On Polynomial Kernelization of $$\mathcal {H}$$- free Edge Deletion

For a set of graphs \(\mathcal {H}\), the \(\mathcal {H}\) -free Edge Deletion problem asks to find whether there exist at most \(k\) edges in the input graph whose deletion results in a graph without any induced copy of \(H\in \mathcal {H}\). In [3], it is shown that the problem is fixed-parameter tractable if \(\mathcal {H}\) is of finite cardinality. However, it is proved in [4] that if \(\mathcal {H}\) is a singleton set containing \(H\), for a large class of \(H\), there exists no polynomial kernel unless \(coNP\subseteq NP/poly\). In this paper, we present a polynomial kernel for this problem for any fixed finite set \(\mathcal {H}\) of connected graphs and when the input graphs are of bounded degree.
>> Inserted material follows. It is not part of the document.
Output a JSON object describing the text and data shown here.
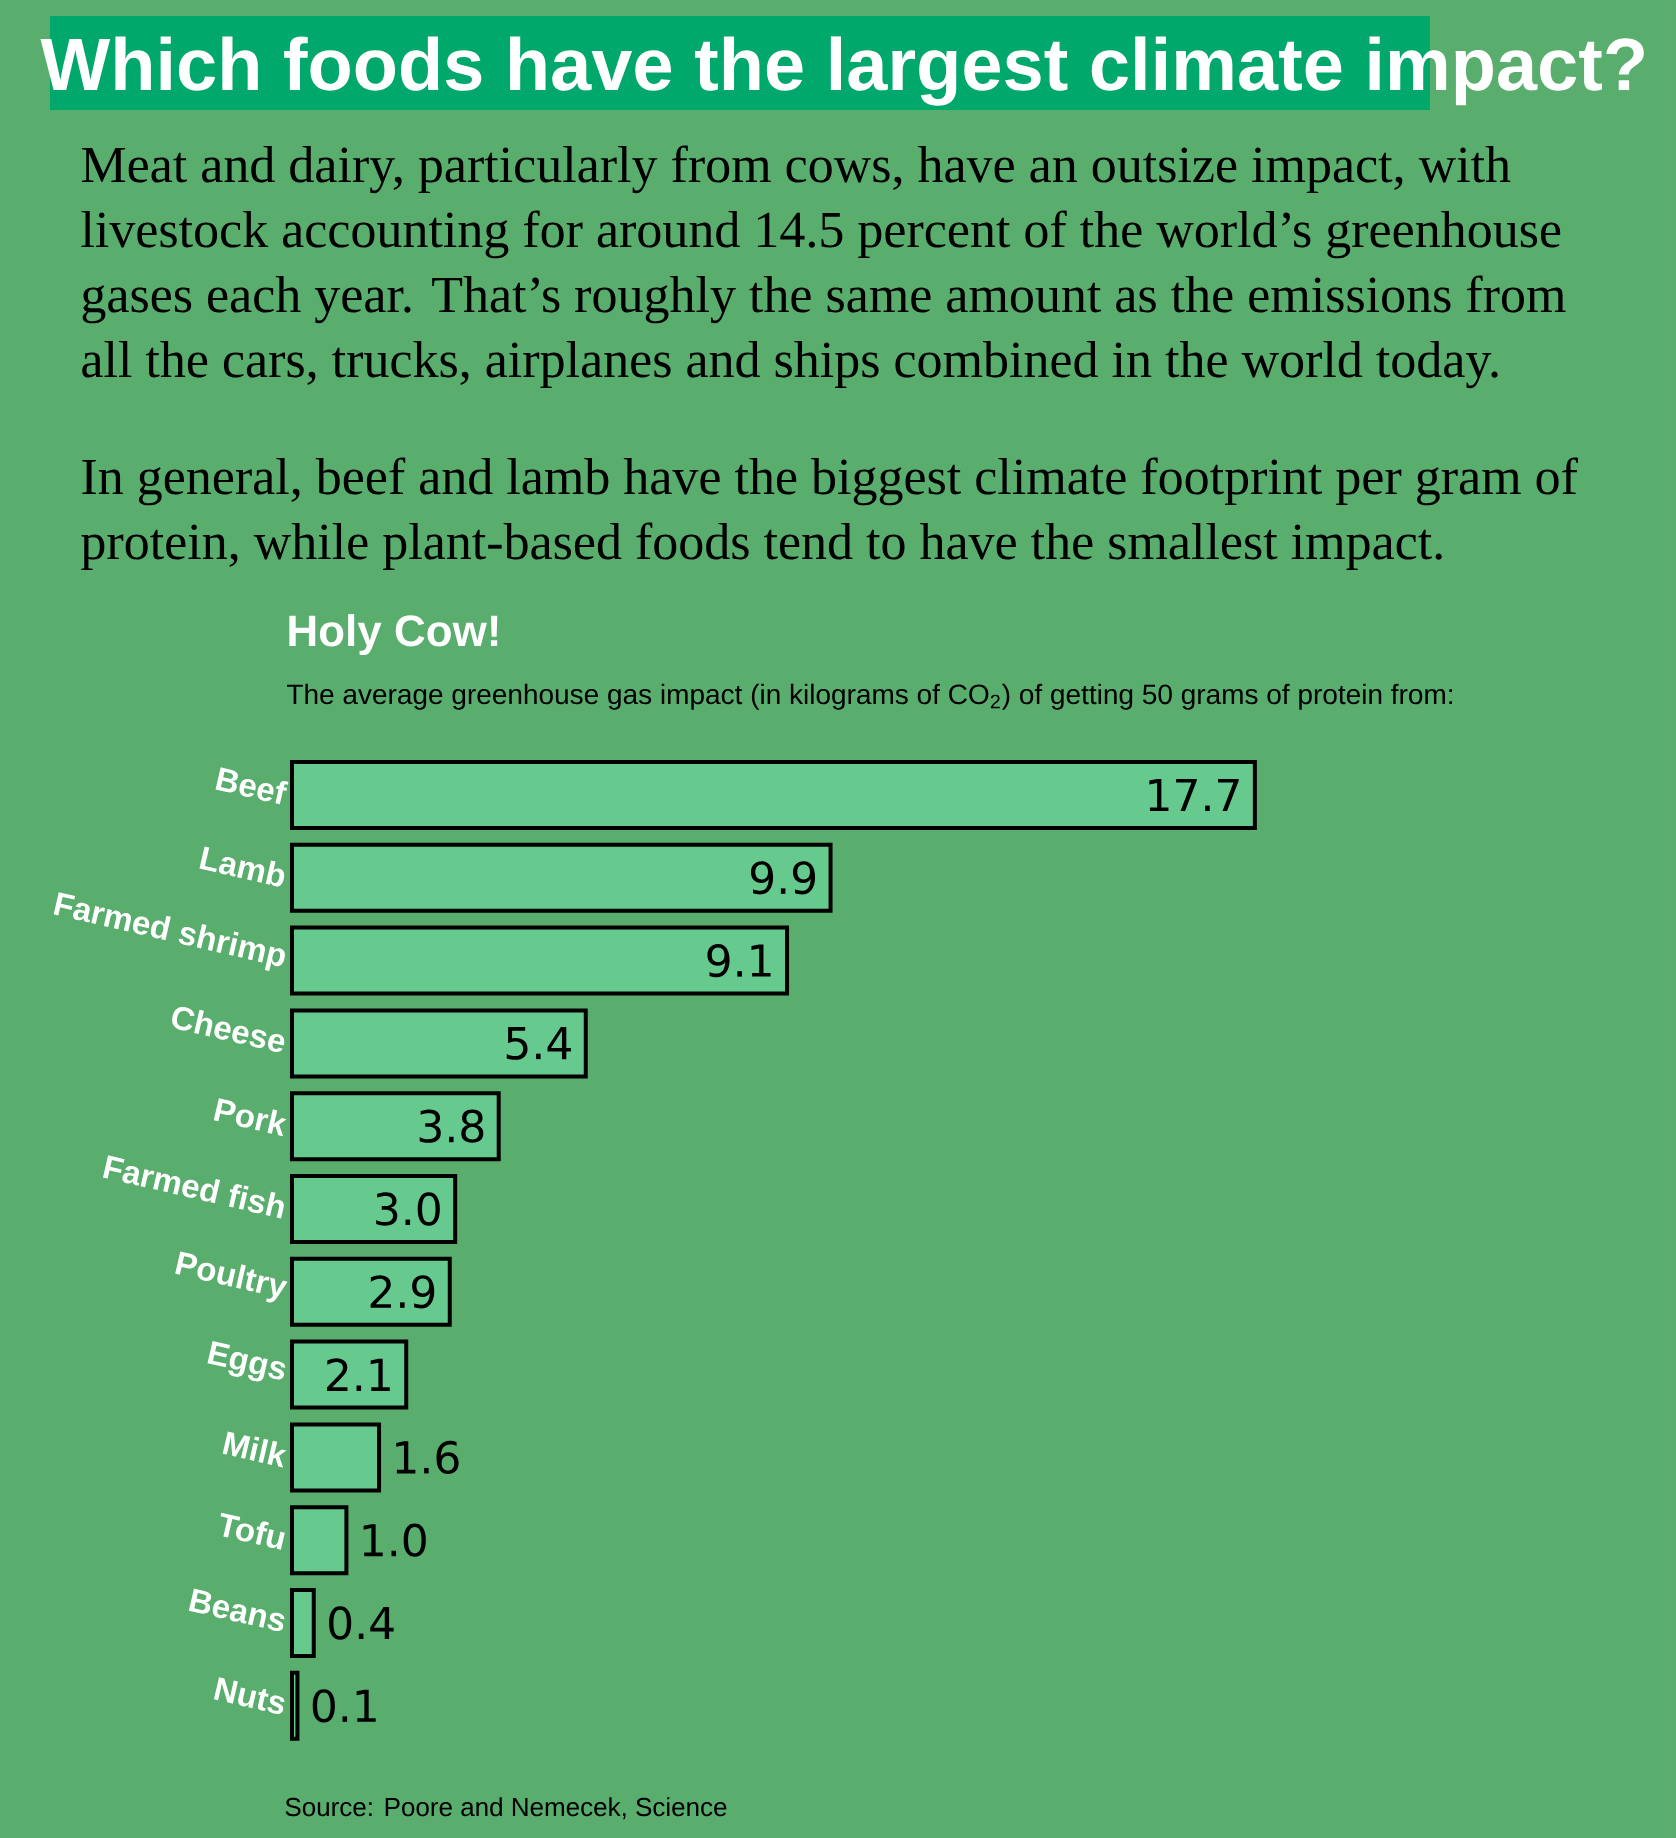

We note that there are \(\mathcal {H}\) -free Edge Deletion problems which remain NP-complete even for the bounded degree input graphs, for example Triangle-free Edge Deletion [2] and Custer Edge Deletion( \(P_3\) -free Edge Deletion) [15]. When \(\mathcal {H}\) contains \(K_{1,s}\), we obtain a stronger result - a polynomial kernel for \(K_t\)-free input graphs (for any fixed \(t> 2\)). We note that for \(s>9\), there is an incompressibility result for \(K_{1,s}\) -free Edge Deletion for general graphs [5]. Our result provides first polynomial kernels for Claw-free Edge Deletion and Line Edge Deletion for \(K_t\)-free input graphs which are NP-complete even for \(K_4\)-free graphs [23] and were raised as open problems in [4, 19].